Cyril took his head in his hands. He heard a slight sound behind him. He turned round. The door of his room opened. Pale and sad, the ethnarch was standing before him.
Cyril did not reflect on the impossibility of that advent. His knees buckled. He fell, his arms outstretched in front of him to protect himself.
It was the physician Adamantius who picked him up.
He apologized profusely for arriving so late. He had not been at home and had come as soon as he
had acquired cognizance of Cyril’s message.
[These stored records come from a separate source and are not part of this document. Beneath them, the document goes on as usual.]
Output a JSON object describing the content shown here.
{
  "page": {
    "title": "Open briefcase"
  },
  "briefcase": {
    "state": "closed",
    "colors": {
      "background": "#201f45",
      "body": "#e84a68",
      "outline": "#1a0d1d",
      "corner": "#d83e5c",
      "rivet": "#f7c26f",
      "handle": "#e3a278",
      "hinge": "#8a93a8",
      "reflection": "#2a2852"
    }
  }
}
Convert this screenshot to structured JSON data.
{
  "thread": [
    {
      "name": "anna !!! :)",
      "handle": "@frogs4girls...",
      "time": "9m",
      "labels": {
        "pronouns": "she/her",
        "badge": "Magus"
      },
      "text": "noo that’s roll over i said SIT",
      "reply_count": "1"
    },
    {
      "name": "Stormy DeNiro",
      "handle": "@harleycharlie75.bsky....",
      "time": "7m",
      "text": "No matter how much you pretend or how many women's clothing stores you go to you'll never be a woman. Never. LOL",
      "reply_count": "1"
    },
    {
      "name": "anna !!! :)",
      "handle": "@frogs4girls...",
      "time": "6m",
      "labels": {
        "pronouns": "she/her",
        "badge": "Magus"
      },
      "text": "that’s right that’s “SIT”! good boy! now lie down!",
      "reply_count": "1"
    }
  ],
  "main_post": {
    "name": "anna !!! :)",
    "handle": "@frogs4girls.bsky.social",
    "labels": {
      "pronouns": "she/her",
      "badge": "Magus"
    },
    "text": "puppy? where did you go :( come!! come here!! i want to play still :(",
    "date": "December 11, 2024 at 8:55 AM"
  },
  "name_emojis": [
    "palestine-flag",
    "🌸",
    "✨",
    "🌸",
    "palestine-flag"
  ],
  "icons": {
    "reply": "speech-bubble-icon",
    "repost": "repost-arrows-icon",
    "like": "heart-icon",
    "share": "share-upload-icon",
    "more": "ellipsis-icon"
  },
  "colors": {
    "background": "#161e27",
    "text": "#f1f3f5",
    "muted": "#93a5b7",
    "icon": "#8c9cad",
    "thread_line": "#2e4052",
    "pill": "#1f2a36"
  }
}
He was at the Bishop’s orders.
But his obsequious politeness died away and dried up as Cyril explained his trouble, recounted the strangeness of his visions, their reality before his eyes, and how he thought he had seen the ethnarch when he, Adamantius, had appeared at his door.
His gaze lit up, his face took on a grave expression, and he stared at the Bishop for a long time, as if he had been in front of the temple himself, holding a candle with seven woven wicks and intoning the forty-seventh psalm: “People, clap your hands! Rejoice!”
He savored all the irony there was in the fact that it was him, the renegade, the only one of the forty thousand who had accepted baptism, who was a witness to the punishment of the execrable persecutor of the Jewish people.
He was a man of great science, who had put himself above religions by the absence of faith, but who remained forcefully attached to the race he had betrayed. He had difficulty not allowing a terrible joy to burst forth.
Cyril’s words indicated that his mind was completely unhinged. He could speak to him as to a child.
“No, these visions are not pure imagination. They are a reality transmitted by hostile thoughts. A physician is powerless for that.”
“But after all,” moaned Cyril, “I’m not the cause of that frightful epidemic. Was it not on the very day of the reopening of the Temple that the epidemic became manifest, by virtue of an ancient malediction? It’s the Epistratege of Memphis, not me, who is responsible for the measures taken to prevent the disease from spreading.”
“What was the first cause of the evil?” Adamantius asked, gravely, as if he were searching his memories. Then, after a pause, he went on: “Who ordered the expulsion of the Jews from Alexandria? That was you.”
“That was me,” Cyril replied.
“Who sent secret orders to the Bishop of Heliopolis for him to oppose any commerce between Christians and Jews when the latter were building their city? That was you.”